From Canungra it runs north-west, following the Canungra Creek valley downstream towards Tamborine. At an intersection in Wonglepong the named road turns west while State Route 90 continues north on Mundoolun Connection Road to an intersection with Beaudesert-Beenleigh Road, where it turns south-west, crossing the Albert River and continuing generally south-west, following the Albert River valley upstream towards Beaudesert. At an intersection in Tabragalba the named road enters from the east and continues south-west as State Route 90. It then turns west and north-west, entering Beaudesert as Albert Street and William Street. It ends at an intersection with the Mount Lindesay Highway.

This road is part of a network that enables access to Tamborine Mountain from four lowland points, thus providing alternatives in case of flooding, other natural disasters, or planned maintenance.

==Upgrades==
===Safety improvements===
A project to provide safety improvements to sections of Beaudesert–Nerang Road and Beaudesert-Beenleigh Road, at a cost of $24 million, was due for completion in mid-2022.
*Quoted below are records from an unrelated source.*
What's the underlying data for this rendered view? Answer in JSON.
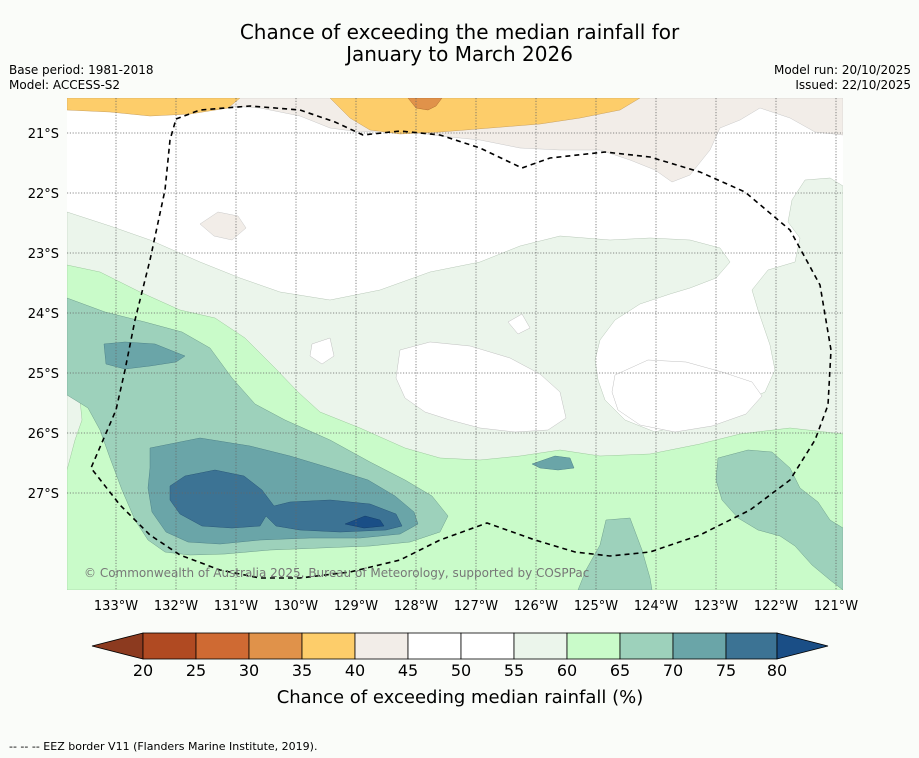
{
  "title": {
    "line1": "Chance of exceeding the median rainfall for",
    "line2": "January to March 2026"
  },
  "meta": {
    "base_period": "Base period: 1981-2018",
    "model": "Model: ACCESS-S2",
    "model_run": "Model run: 20/10/2025",
    "issued": "Issued: 22/10/2025"
  },
  "map": {
    "lat_labels": [
      "21°S",
      "22°S",
      "23°S",
      "24°S",
      "25°S",
      "26°S",
      "27°S"
    ],
    "lon_labels": [
      "133°W",
      "132°W",
      "131°W",
      "130°W",
      "129°W",
      "128°W",
      "127°W",
      "126°W",
      "125°W",
      "124°W",
      "123°W",
      "122°W",
      "121°W"
    ],
    "copyright": "© Commonwealth of Australia 2025, Bureau of Meteorology, supported by COSPPac"
  },
  "colorbar": {
    "labels": [
      "20",
      "25",
      "30",
      "35",
      "40",
      "45",
      "50",
      "55",
      "60",
      "65",
      "70",
      "75",
      "80"
    ],
    "colors": [
      "#8c3a1f",
      "#b04a22",
      "#cf6a33",
      "#e0924a",
      "#fdcd6a",
      "#f2ede8",
      "#ffffff",
      "#ffffff",
      "#ebf5eb",
      "#c9fbc9",
      "#9dd1bb",
      "#6aa5a8",
      "#3c7394",
      "#1a4e86"
    ],
    "title": "Chance of exceeding median rainfall (%)"
  },
  "footer": {
    "legend": "--  --  -- EEZ border V11 (Flanders Marine Institute, 2019)."
  }
}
===Intersection improvement===
A project to upgrade the intersection with Oxenford–Coomera Gorge Road, at a cost of $4.9 million, was expected to begin in early 2022.

== Major Intersections ==

LGA: Location; km; mi; Destinations; Notes
City of Gold Coast: Nerang; 0; 0.0; Southport–Nerang Road – north–east as Price Street – Southport Nerang–Broadbeach Road – south–east as Ferry Street – Broadbeach Nerang Connection Road – north–west as Ferry Street – Pacific Motorway; Eastern terminus of road. State Route 90 continues south–east. Road runs south–west as Price Street (State Route 90) changing to Beaudesert–Nerang Road as it leaves the town of Nerang.
4.1: 2.5; Nerang–Murwillumbah Road – south–west – Advancetown; Road turns west as Mount Nathan Road
Mount Nathan, Maudsland midpoint: 8.3; 5.2; The Oval Drive – south–west – Mount Nathan; Road continues north west as Beaudesert–Nerang Road
Scenic Rim Region: Wonglepong; 31.9; 19.8; Beaudesert–Nerang Road (no shield) – west – Tabragalba Wonglepong Road – east – Wonglepong; State Route 90 continues north as Mundoolun Connection Road
Tamborine: 41.2; 25.6; Beaudesert–Beenleigh Road – north–east – Tamborine township; State Route 90 continues south west as Beaudesert–Beenleigh Road
Tabragalba: 51.2; 31.8; Beaudesert–Nerang Road (no shield) – east – Wonglepong; State Route 90 continues south west as Beaudesert–Nerang Road
Beaudesert: 58.9; 36.6; Mount Lindesay Highway – north – Jimbooma, – south–west – Rathdowney Brisbane Street – south – Beaudesert; Western terminus of road. State Route 90 continues west via Mount Lindesay Highway to Coulson.